I take this for an evasion. I am on to something but I have asked it too directly — I have asked it at all.

This whole business of his sitting with such fondness on a two-hundred-year-old turtle is a way, as I see it, of disowning a more recent time, a time, say, of tricycle-sitting sullied somehow by a dominating father; a time after which boyish enthusiasms became adolescent agonies became adultish early losses and defeats, leading Mr. Irony to the defensive position of assuming that things don’t turn out well. Sitting astride a dinosaur confirms him, proves in a tacit, cabbage-bashing fashion that the Good Ole Days are the fluff of myth. The truth for Mr. Irony is extinction, a brief run through the ironic daily maze and not dying yet. On his tortoise, Mr. Irony looks as composed and serene as an underfed Buddha.

“You been having both the women?” he suddenly asks.

“Sir! Both got in my tent, both — well, pleasured.

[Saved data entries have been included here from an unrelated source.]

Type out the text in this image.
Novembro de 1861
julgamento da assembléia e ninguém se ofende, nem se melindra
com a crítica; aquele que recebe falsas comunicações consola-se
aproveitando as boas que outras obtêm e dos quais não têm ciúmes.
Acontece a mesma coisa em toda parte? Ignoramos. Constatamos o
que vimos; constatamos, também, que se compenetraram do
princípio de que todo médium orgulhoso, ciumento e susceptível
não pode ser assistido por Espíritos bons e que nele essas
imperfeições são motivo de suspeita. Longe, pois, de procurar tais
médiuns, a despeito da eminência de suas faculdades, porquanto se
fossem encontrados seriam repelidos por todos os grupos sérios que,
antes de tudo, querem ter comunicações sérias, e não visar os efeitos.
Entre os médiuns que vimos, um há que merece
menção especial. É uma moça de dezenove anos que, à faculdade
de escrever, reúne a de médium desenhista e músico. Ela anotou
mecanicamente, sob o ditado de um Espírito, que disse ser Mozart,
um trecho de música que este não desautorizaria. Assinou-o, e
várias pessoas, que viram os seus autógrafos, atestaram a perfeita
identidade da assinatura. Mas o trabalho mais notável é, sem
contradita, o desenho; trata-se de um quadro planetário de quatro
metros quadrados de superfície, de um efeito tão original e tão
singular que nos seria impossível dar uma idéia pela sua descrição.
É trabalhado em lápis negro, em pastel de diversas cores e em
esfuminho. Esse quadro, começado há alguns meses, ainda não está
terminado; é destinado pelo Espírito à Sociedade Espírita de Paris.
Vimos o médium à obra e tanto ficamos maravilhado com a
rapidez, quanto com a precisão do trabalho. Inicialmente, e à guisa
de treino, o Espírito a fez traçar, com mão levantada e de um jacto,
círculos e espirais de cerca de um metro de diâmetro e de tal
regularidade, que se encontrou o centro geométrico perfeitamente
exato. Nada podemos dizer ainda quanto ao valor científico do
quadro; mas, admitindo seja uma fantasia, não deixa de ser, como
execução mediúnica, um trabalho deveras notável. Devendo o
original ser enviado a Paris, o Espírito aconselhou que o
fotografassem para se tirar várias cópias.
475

But the seed only in one.”

“Still, you put your trocar in mine, too.”

“Yes, sir. It’s—”

“Understandable. My fault. I shall seek to win back my Available Traveling Woman shortly.”

“Good, sir. I—”

“Shut up.”

For three days we live in enamel tubs, under steamed towels, on massage tables, in Hot Springs, Ark.

“This is geezerhood, but it’s nice, but it’s still geezerhood,” the Borger Traveling Woman says. After the second day, Pampa says, “I feel like a grub.”

Mr. Irony has acquired a laboratory wash bottle, one liter Nalgene, which he fills with vodka before a day in the baths, and when an attendant instructs him to drink the hot spring water (“to warm your insides”) from a proffered folding paper cup, Mr. Irony produces from the tub of 110-degree water in which he reposes the wash bottle — he smiles and squirts a stream of hot vodka in, nodding the attendant away.